The Newton–Euler route refuses to leave the physical world for even a moment. It applies two laws to every single link: Newton's law (net force equals mass times the acceleration of the link's center of mass) and Euler's law (net torque equals the rate of change of angular momentum, which involves the link's inertia tensor). Two equations per link, written out honestly in vectors.

The catch is that the links are coupled: the hand pushes on the forearm, which pushes on the upper arm, all the way down to the base — and gravity and inertia act on every piece at once. So you cannot solve one link in isolation. You have to bookkeep the forces and momenta passing between neighbors, link by link, frame by frame. It is concrete and physically transparent — you can point at every term and say what it *is* — but it is also fussy, and a single mislabeled frame or wrong sign quietly corrupts everything downstream.

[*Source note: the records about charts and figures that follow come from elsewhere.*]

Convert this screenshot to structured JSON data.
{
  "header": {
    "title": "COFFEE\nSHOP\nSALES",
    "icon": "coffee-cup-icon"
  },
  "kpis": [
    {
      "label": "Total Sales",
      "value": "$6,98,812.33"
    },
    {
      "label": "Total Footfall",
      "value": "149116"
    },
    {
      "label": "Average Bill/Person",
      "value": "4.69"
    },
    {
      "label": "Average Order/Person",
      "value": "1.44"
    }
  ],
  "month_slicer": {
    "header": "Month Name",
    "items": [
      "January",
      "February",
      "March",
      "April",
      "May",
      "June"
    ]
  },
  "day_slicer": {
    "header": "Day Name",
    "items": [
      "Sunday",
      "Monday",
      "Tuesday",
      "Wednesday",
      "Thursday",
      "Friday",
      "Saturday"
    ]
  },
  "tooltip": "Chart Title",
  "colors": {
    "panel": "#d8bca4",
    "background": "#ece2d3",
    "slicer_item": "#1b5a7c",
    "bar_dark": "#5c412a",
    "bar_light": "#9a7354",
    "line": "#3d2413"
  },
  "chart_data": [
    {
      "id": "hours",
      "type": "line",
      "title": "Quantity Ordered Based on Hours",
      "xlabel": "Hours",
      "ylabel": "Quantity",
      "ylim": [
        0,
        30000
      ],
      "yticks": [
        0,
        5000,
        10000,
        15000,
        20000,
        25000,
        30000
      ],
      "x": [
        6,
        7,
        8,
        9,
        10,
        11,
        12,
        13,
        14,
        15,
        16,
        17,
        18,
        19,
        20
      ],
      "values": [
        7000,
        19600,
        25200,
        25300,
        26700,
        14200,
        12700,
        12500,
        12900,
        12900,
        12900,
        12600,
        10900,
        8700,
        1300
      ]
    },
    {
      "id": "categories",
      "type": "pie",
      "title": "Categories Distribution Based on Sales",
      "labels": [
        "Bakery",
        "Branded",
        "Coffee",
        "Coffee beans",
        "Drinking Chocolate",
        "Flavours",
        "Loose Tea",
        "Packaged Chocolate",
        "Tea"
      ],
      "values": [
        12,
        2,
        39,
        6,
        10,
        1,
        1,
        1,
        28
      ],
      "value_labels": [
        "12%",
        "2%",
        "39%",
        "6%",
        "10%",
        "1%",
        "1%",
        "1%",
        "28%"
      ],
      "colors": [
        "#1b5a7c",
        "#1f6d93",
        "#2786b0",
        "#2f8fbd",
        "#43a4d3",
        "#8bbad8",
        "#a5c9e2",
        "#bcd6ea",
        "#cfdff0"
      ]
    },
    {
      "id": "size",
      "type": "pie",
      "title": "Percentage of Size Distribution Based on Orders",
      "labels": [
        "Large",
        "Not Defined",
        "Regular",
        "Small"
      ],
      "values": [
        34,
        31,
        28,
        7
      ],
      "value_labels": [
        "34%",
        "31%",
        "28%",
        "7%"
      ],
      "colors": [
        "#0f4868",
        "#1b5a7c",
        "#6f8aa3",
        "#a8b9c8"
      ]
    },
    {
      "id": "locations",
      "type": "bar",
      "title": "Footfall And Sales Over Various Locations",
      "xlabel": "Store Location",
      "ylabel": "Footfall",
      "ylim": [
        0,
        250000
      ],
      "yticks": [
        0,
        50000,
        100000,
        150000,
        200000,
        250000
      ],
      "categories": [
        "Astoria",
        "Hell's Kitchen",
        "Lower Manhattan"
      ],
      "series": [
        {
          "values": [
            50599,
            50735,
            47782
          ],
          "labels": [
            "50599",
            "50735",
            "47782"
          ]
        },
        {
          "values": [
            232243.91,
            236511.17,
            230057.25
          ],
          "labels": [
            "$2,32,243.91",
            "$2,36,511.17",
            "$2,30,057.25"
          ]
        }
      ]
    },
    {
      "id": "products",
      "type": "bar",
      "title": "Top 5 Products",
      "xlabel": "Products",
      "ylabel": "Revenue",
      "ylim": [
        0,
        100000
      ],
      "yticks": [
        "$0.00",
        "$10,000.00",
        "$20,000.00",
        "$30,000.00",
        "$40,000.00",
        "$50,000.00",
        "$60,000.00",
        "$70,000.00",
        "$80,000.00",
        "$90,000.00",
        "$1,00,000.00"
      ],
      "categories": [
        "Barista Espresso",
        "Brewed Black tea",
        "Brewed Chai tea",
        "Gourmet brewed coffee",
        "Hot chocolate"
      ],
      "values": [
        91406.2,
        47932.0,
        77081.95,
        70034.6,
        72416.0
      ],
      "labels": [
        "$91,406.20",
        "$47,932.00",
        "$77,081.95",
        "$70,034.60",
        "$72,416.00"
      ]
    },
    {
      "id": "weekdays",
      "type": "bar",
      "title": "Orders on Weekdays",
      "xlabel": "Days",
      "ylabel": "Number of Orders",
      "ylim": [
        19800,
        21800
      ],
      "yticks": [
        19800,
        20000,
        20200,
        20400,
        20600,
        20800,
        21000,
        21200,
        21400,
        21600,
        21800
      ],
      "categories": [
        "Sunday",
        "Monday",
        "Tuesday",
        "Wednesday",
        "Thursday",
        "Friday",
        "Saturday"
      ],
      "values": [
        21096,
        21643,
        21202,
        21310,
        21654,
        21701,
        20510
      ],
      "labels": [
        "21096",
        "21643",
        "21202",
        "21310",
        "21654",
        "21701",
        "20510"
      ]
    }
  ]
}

What robots actually run: the recursive algorithm

Naively building the full symbolic equation and then plugging in numbers costs work that grows faster than the joint count — too slow to run a thousand times a second on a real arm. The fix is the recursive Newton–Euler algorithm (RNEA), and it is what production controllers genuinely execute for inverse dynamics: given desired joint positions, velocities, and accelerations, compute exactly the torques needed.

  1. Outward pass (base → tip): starting from the fixed base, propagate velocity and acceleration up the chain, one link at a time, so each link knows how it is moving and accelerating.
  2. From each link's motion, compute the force and torque acting on it, using Newton's and Euler's laws with the link's mass and inertia tensor.
  3. Inward pass (tip → base): starting from the end-effector, sum forces and torques back down the chain, so each joint collects everything the links beyond it impose on it.
  4. Project each joint's total force and torque onto its motion axis to read off the required actuator torque — done in time linear in the number of joints, i.e. O(n).

That two-sweep structure is why the recursive form is so fast: each link is visited a fixed number of times, so doubling the joints only doubles the work. The same machinery also underpins forward dynamics (predicting motion from given torques, used inside simulators) and feeds model-based controllers such as computed-torque control.